Sehe ich auch so. Ist traurig, dass man "Betäubungsmittel" braucht,
um dieses Leben auszuhalten. Kann hart sein, es ohne zu versuchen,
wenn man kein Verdränger und kein Glückspilz ist, aber man muß halt
kämpfen. 

> Ich möchte niemandem nahelegen, Drogen, insbesondere Opis, zu nehmen.
> Ich selbst konsumiere (außer Zigaretten) genau 1 Bier pro Woche
> (nämlich wenn ich "Dittsche" schaue :-) ) und sonst nichts.
> Ich denke nicht, daß mir etwas fehlt, und das obwohl ich diverse
> Dinge mehr oder weniger und länger oder kürzer probiert habe und
> manches sogar für gut befunden habe.
> Jedenfalls gab ich dem "Schicksal" genug Chancen, mir eine psychische
> Abhängigkeit zu bescheren. Es wollte nicht zugreifen!

Habe das meiste kennenfelernt und bin nur an Tabak hängengeblieben,
merke inzw. 46... was ich mir damit antue. Bißchen spät.

> > Drogen sind ein Symptom für neurotische Orientierungen in der ganzen
> > Gesellschaft, gewinnen dort an Bedeutung, wo gesundes soziales
> > Verhalten durch soziale Normen geschwächt wird.

> Sehe ich fast genauso!
> Eine Welt/Gesellschaft, in der alles stimmen würde, bräuchte fast
> keine Drogenkonsume.
> Aber so ist sie nunmal nicht!
> Und ich gestehe jedem, der glaubt, es tun zu müssen, die Einnahme von
> Drogen zu, egal mit welchen Konsequenzen.

Naja, einerseirs muß jeder selbst entscheiden, andererseits sind
Jugendliche bis hin zu jungen Erwachsenen subjektiv alle unbesiegbar
und haben nur wenig Möglichkeiten, sich substantiiert zu entscheiden.
Die wenigsten dagne spät an.

> Mal angenommen, jemand hätte z.B. eine entstellende Hautkrankheit und
> kann Deiner Darlegung von Antrieb und Sozialisation sowieso nicht
> nachkommen (z.B. Partner und adäquate Arbeit findet er nicht), warum
> soll derjenige nicht Drogen konsumieren, für ein kleines Stück vom
> Glück?

Aber auch Leute mit schweren Stigmata haben Chancen. Ist die Frage,
ab wann man jemandem zugesteht, aufzugeben. Wir halten ja doch auch
einiges aus.

> Austherapierte und nicht geheilte Menschen mit psychischen Störungen
> (Mißbrauchsopfer, Traumatisierte usw.) dito.
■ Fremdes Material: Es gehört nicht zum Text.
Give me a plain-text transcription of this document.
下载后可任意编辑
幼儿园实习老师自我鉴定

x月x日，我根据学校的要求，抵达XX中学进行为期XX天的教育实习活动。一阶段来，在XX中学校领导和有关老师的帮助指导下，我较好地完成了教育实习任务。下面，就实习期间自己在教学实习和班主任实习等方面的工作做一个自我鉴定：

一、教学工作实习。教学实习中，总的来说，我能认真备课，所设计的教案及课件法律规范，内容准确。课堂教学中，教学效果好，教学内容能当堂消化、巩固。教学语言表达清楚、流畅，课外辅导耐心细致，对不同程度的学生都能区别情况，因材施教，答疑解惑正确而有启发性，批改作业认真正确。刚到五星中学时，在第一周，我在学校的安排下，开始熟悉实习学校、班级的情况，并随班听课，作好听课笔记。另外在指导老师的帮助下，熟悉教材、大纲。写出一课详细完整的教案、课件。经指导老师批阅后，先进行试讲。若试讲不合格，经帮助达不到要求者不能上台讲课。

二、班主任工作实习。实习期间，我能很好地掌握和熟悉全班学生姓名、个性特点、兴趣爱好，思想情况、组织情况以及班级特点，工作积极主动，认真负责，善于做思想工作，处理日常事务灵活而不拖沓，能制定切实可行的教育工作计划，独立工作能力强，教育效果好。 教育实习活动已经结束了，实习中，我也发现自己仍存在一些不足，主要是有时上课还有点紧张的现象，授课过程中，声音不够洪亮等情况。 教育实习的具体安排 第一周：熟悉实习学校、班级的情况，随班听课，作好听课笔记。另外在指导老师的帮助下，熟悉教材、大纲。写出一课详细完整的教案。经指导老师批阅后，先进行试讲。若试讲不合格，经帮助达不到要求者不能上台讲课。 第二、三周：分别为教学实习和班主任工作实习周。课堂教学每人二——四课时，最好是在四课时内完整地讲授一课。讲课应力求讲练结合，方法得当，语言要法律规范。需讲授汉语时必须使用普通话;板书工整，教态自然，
Die kommen sehr gut auf die Füsse, wenn man  sie vor der "Therapie"
schützt. Im Ernst, es ist katastrophal, was da an schäden produziert
wird, und zwar nicht in Ausnamefällen.

> Und, und, und!

> Aber auch jeder, der es einfach so will.
> Vielleicht geht es ja manchen einfach zu gut.
> (Für manche Menschen ist sogar Leiden eine Form von Glück!)

hmm... "Quäl mich" sagte der Masochist, "NEIN" antwortet der Sadist.